Arsenal host Burnley at Emirates Stadium knowing a win would leave them one step from the championship. Manchester City, two points behind, beat Crystal Palace 3-0 on Wednesday and must then go to AFC Bournemouth on Tuesday night if Arsenal collect three points. Anything less than a City win on Tuesday and Arsenal would be champions with a game to spare.
The run-in is already starting to sort itself out. Aston Villa beat Liverpool 4-2 on Friday to lock up a Champions League place and can no longer finish lower than fifth. They are seven points clear of sixth-placed Bournemouth with six left to play for, which means the only remaining question for Villa is whether they can climb higher before the season ends.
For Liverpool, there is still a narrow path back into Europe’s top competition. Bournemouth would have to lose to City on Tuesday and Brighton & Hove Albion would have to fail to win at Leeds United on Sunday for Liverpool to stay in the mix.
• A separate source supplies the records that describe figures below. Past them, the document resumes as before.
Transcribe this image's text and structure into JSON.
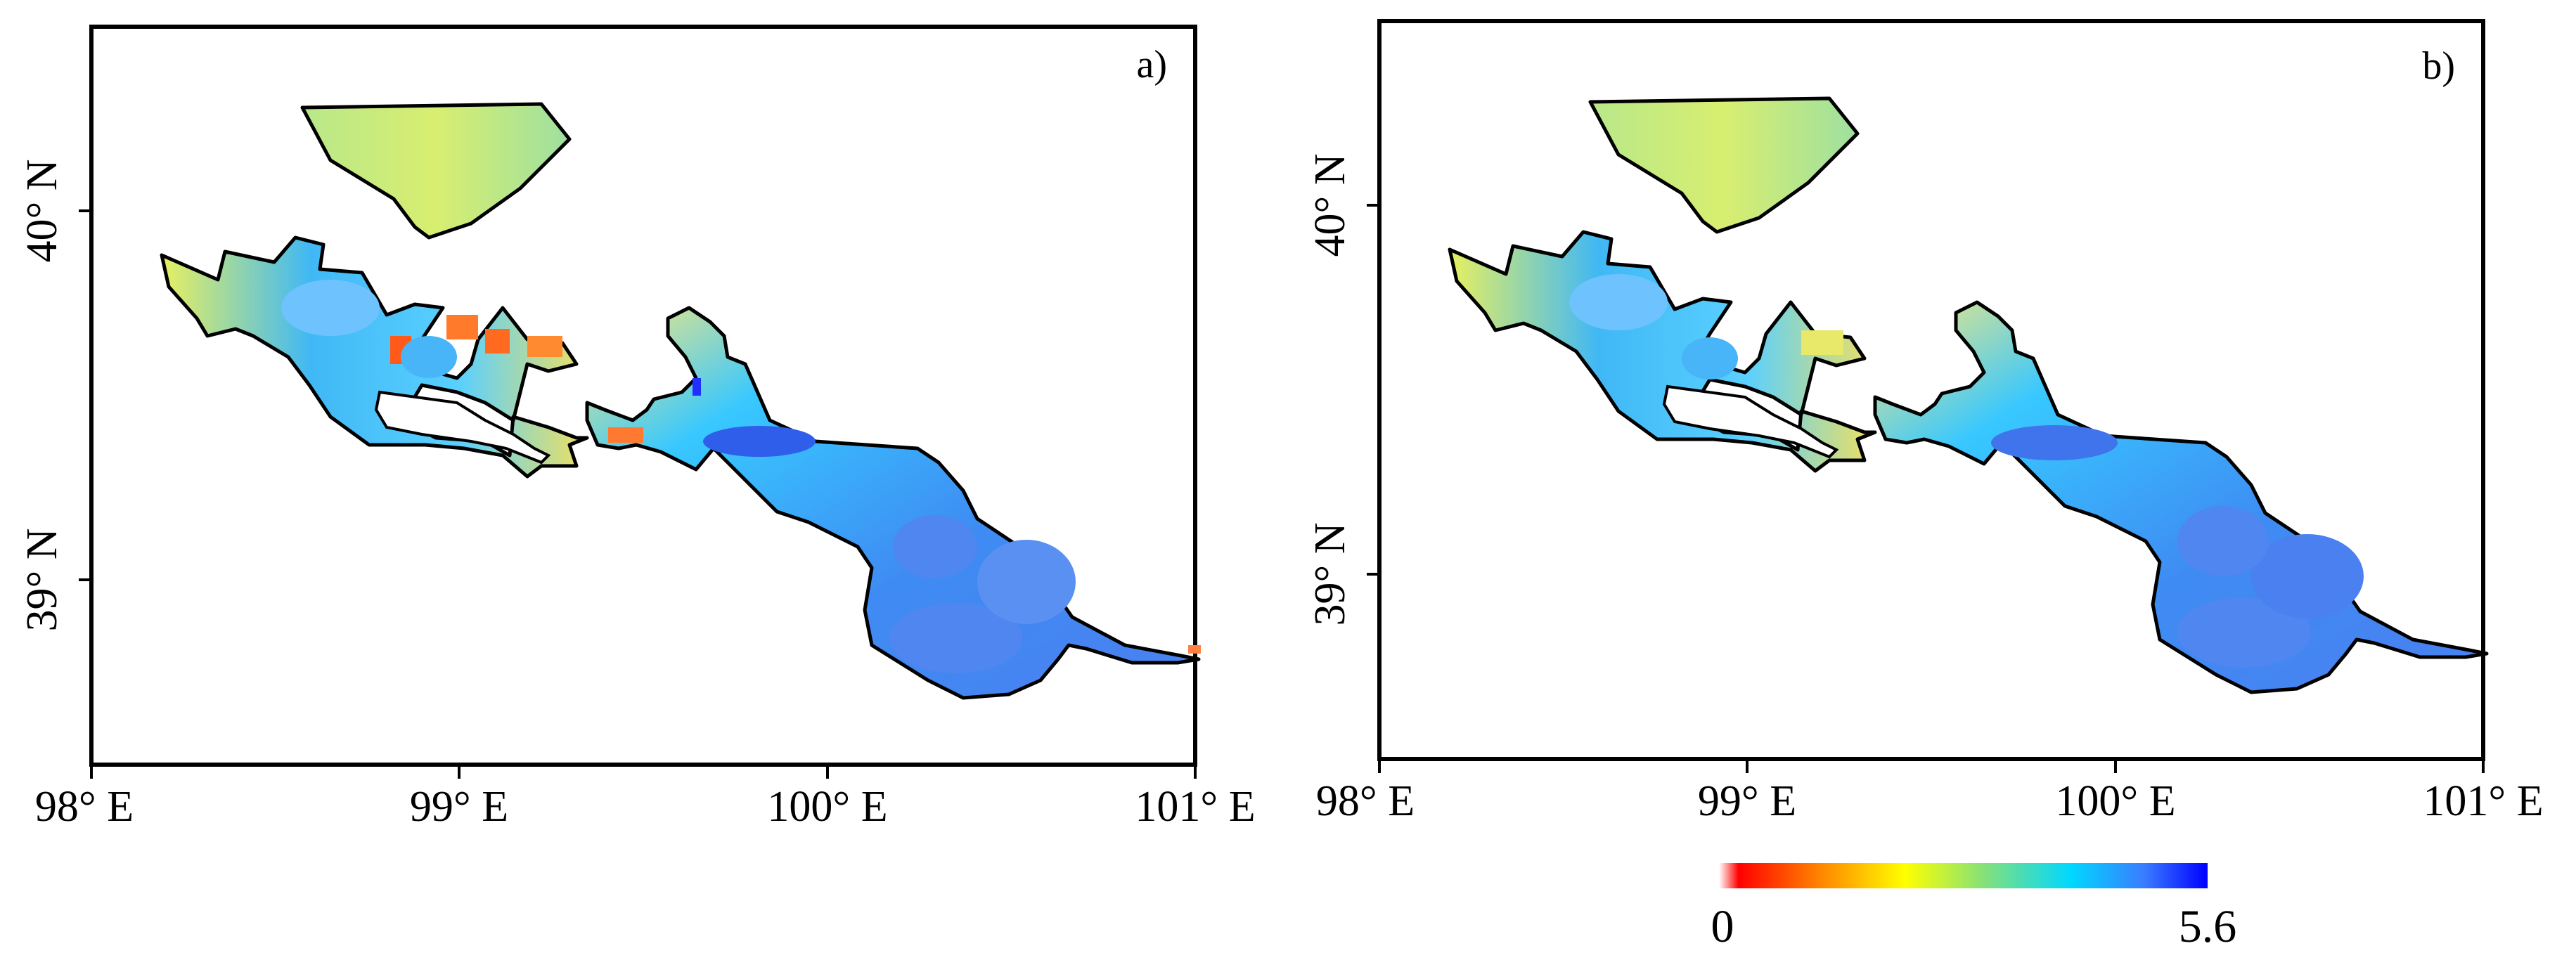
{
  "panels": [
    {
      "label": "a)",
      "x_ticks": [
        "98° E",
        "99° E",
        "100° E",
        "101° E"
      ],
      "y_ticks": [
        "40° N",
        "39° N"
      ]
    },
    {
      "label": "b)",
      "x_ticks": [
        "98° E",
        "99° E",
        "100° E",
        "101° E"
      ],
      "y_ticks": [
        "40° N",
        "39° N"
      ]
    }
  ],
  "colorbar": {
    "min_label": "0",
    "max_label": "5.6",
    "min": 0,
    "max": 5.6,
    "colors": [
      "#ff0000",
      "#ff8000",
      "#ffff00",
      "#7fe07f",
      "#00d0ff",
      "#3a7dff",
      "#0000ff"
    ]
  },
  "colors": {
    "outline": "#000000",
    "background": "#ffffff"
  }
}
Villa, meanwhile, still have another route available: if they beat Freiburg in the UEFA Europa League final on Wednesday 20 May and finish fifth in the league, the sixth-placed team would take the final Champions League place.
Bournemouth are sixth and unbeaten in 16 Premier League matches, a run that has kept them alive in a race they have never been in before at this stage. They can secure a top-eight finish by avoiding defeat at home to City, and if Brighton do not win at Leeds on Sunday, a Bournemouth victory would also secure a top-seven finish. That matters because after City’s FA Cup win over Chelsea, the top eight clubs are set to qualify for Europe at least through the UEFA Conference League.
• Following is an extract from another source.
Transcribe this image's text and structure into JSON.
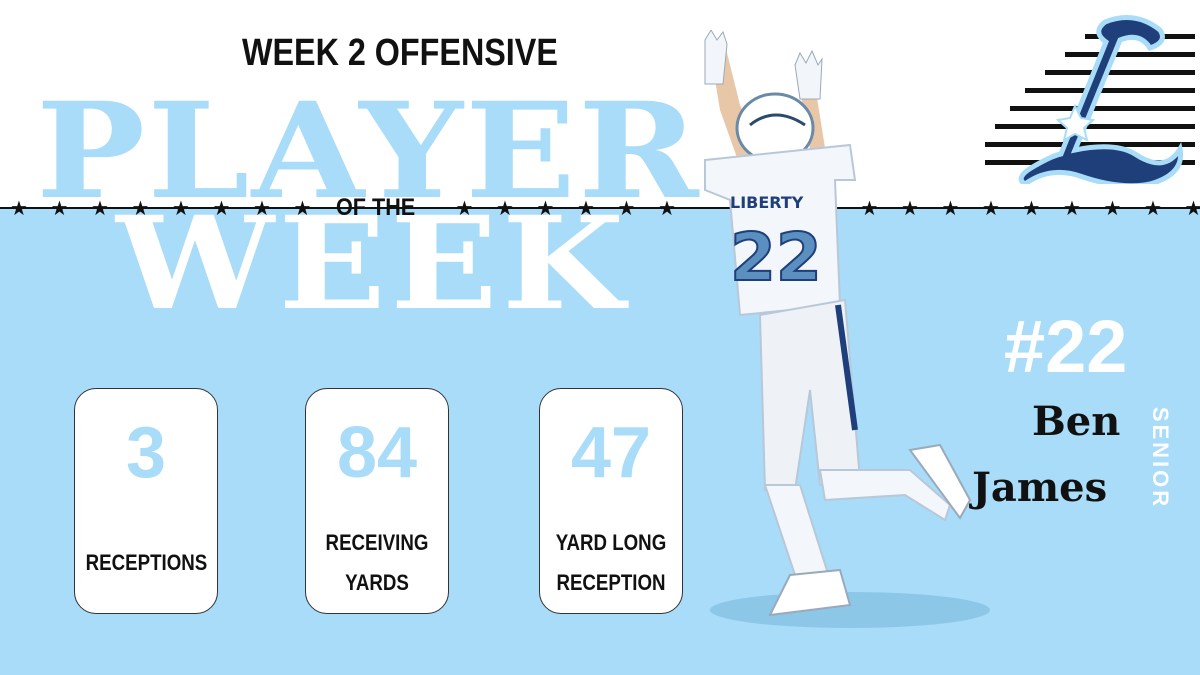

There is still room for movement further down the European chase. Brighton can lock up a top-eight finish by winning at Leeds on Sunday. Brentford can do the same by beating Crystal Palace at home and bettering the results of Everton and Chelsea, with Everton hosting Sunderland on Sunday and Chelsea facing Tottenham Hotspur on Tuesday night.
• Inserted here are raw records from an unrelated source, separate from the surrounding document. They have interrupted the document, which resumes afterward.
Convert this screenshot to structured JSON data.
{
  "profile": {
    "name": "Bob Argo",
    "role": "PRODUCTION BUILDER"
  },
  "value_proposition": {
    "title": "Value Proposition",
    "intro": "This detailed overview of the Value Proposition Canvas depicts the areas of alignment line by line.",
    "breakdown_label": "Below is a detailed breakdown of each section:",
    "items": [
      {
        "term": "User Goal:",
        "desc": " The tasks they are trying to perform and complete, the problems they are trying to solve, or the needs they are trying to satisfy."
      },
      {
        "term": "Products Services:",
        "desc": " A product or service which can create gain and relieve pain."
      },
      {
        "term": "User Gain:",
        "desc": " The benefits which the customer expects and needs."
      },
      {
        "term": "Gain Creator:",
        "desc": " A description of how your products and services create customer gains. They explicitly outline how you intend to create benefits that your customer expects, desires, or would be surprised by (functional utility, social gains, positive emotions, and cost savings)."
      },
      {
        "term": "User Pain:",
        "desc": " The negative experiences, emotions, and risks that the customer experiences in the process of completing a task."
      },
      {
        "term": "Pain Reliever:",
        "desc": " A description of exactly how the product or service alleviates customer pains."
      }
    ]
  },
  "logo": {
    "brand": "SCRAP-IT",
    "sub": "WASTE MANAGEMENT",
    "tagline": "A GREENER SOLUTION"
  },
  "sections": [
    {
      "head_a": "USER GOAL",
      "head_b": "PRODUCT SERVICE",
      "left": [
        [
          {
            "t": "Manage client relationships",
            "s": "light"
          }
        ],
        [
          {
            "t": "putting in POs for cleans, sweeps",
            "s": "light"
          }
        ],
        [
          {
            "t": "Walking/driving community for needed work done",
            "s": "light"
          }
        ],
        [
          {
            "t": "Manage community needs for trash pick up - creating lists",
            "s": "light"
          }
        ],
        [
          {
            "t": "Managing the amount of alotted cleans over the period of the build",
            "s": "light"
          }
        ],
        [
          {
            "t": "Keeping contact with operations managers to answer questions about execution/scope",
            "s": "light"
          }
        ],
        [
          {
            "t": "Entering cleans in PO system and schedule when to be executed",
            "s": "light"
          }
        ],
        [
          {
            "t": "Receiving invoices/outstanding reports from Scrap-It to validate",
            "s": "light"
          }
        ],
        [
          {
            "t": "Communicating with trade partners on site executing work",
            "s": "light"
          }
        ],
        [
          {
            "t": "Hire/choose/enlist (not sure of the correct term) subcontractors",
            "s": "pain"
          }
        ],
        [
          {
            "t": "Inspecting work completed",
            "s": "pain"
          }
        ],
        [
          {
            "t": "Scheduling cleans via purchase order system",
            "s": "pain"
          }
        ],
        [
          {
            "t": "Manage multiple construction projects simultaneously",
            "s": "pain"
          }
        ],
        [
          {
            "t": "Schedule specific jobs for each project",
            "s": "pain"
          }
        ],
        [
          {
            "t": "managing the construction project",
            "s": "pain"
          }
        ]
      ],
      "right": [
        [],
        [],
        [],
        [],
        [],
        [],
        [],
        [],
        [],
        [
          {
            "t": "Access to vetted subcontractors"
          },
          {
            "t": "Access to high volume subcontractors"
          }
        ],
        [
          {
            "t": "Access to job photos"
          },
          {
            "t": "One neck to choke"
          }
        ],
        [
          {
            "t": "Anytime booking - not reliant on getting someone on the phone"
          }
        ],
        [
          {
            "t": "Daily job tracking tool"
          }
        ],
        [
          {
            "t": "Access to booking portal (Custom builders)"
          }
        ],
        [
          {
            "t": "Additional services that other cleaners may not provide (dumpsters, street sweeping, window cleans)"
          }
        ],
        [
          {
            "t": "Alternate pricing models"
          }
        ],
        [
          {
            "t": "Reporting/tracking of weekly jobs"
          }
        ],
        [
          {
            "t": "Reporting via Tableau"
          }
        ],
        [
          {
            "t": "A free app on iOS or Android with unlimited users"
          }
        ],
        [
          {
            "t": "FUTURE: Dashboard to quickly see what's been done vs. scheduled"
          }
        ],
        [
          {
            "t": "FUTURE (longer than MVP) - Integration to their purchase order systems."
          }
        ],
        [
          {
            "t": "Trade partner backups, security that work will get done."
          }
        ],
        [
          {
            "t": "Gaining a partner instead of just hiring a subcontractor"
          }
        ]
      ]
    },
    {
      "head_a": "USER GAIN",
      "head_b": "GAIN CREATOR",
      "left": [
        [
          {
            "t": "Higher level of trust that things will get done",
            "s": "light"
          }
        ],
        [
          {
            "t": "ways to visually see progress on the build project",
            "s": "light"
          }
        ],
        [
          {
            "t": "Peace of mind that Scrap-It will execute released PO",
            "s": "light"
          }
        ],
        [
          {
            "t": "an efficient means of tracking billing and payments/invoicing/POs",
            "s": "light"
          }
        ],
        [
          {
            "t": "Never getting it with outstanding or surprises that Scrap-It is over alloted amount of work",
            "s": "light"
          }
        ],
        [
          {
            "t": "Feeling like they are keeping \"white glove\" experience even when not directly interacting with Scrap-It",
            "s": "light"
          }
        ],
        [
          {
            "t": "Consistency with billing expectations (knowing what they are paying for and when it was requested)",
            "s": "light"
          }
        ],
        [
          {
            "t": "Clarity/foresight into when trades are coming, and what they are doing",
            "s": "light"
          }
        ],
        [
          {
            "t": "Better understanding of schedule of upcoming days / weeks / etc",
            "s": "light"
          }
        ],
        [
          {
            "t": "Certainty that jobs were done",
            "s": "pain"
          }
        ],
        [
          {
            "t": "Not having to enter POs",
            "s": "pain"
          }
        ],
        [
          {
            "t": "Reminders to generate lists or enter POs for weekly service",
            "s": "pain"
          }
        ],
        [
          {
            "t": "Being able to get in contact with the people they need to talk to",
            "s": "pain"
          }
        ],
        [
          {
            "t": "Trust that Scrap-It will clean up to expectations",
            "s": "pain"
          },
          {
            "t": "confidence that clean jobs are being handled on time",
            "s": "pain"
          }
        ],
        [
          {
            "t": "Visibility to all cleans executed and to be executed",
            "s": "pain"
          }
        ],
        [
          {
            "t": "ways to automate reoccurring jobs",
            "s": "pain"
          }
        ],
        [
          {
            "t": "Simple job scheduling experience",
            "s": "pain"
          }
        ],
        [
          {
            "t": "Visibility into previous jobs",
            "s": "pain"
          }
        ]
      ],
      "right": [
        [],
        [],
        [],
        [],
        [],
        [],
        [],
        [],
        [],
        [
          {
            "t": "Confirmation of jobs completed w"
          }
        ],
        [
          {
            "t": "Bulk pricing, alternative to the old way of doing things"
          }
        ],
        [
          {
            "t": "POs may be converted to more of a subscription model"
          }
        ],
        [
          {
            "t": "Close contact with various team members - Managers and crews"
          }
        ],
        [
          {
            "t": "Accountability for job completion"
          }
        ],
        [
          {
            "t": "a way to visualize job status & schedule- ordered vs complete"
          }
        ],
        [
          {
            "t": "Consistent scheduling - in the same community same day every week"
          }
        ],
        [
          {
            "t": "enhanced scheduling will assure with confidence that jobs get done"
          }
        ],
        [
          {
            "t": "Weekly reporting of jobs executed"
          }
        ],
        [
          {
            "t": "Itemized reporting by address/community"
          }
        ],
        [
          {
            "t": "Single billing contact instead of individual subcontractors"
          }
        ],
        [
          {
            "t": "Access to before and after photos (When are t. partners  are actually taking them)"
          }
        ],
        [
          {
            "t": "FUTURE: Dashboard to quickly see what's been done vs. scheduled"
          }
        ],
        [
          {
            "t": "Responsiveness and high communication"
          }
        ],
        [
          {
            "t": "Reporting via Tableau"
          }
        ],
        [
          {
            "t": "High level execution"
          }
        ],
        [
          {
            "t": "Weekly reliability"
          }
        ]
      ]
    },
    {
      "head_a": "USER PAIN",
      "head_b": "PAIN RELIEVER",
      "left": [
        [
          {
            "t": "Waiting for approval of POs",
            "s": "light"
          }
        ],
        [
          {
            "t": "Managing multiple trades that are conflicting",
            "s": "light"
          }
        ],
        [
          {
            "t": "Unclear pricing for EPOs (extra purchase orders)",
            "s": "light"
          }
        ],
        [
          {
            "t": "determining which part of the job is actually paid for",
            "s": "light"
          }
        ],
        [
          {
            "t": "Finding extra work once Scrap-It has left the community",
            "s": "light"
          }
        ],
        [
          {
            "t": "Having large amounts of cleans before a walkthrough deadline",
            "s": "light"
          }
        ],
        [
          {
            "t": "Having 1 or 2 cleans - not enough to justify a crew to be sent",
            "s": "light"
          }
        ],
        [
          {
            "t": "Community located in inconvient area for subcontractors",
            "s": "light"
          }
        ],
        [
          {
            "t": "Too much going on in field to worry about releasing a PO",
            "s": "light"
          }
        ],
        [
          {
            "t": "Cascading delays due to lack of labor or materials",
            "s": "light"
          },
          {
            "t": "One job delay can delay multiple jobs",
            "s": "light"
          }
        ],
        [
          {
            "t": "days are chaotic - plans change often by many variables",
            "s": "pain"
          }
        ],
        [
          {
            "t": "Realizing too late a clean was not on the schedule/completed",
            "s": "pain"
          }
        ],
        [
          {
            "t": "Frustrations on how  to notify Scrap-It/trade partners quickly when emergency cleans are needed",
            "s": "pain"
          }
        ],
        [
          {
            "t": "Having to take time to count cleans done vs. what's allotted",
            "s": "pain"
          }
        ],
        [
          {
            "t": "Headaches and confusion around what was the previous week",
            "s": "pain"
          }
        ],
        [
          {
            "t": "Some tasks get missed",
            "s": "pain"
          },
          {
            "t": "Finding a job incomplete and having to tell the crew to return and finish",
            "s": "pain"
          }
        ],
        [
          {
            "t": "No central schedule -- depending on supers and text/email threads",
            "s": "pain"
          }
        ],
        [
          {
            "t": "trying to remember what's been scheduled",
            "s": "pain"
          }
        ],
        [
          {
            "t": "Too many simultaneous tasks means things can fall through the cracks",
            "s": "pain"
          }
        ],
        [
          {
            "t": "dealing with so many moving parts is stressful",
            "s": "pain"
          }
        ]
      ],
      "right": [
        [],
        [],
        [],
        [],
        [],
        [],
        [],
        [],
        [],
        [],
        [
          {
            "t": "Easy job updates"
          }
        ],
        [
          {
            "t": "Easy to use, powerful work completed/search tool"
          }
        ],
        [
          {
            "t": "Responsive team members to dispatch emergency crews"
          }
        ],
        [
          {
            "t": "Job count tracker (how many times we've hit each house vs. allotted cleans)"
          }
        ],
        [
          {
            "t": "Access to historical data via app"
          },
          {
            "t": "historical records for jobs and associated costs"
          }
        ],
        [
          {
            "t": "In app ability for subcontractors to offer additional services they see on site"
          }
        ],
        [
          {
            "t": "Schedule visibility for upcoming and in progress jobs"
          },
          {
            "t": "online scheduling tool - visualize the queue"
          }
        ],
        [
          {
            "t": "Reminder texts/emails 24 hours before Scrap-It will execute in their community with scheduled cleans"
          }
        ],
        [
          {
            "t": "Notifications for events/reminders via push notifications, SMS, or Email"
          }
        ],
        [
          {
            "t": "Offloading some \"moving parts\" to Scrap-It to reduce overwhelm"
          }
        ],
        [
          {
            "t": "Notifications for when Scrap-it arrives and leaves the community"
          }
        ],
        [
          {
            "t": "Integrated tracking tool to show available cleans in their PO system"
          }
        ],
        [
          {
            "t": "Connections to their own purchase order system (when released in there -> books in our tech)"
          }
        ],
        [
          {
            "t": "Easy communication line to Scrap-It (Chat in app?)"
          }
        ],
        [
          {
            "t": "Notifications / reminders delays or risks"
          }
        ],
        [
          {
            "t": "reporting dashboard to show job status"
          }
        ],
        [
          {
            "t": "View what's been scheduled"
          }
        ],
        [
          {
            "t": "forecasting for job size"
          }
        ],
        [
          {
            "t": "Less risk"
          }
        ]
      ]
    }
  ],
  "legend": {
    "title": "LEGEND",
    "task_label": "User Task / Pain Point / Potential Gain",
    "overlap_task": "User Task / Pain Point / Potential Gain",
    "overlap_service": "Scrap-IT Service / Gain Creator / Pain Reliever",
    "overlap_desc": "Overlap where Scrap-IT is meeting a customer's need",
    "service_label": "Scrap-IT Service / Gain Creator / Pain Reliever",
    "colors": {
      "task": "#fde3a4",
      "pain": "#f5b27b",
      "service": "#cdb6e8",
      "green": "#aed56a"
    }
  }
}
That leaves the final week of Matchweek 37 feeling less like a round of fixtures than a chain reaction. Arsenal can end the title race before the weekend is over. City can drag it to the last day if they handle Bournemouth. Villa can finish the season with two trophies’ worth of meaning if they win in Europe and hold their place in the league. And Bournemouth, after 22 years, are still trying to turn a remarkable late-season surge into a first-ever place among the Premier League’s elite.
The equation is simple, even if the calendar is not. Monday could settle the title, Tuesday could reopen it, and Wednesday 20 May could reshape the European places again.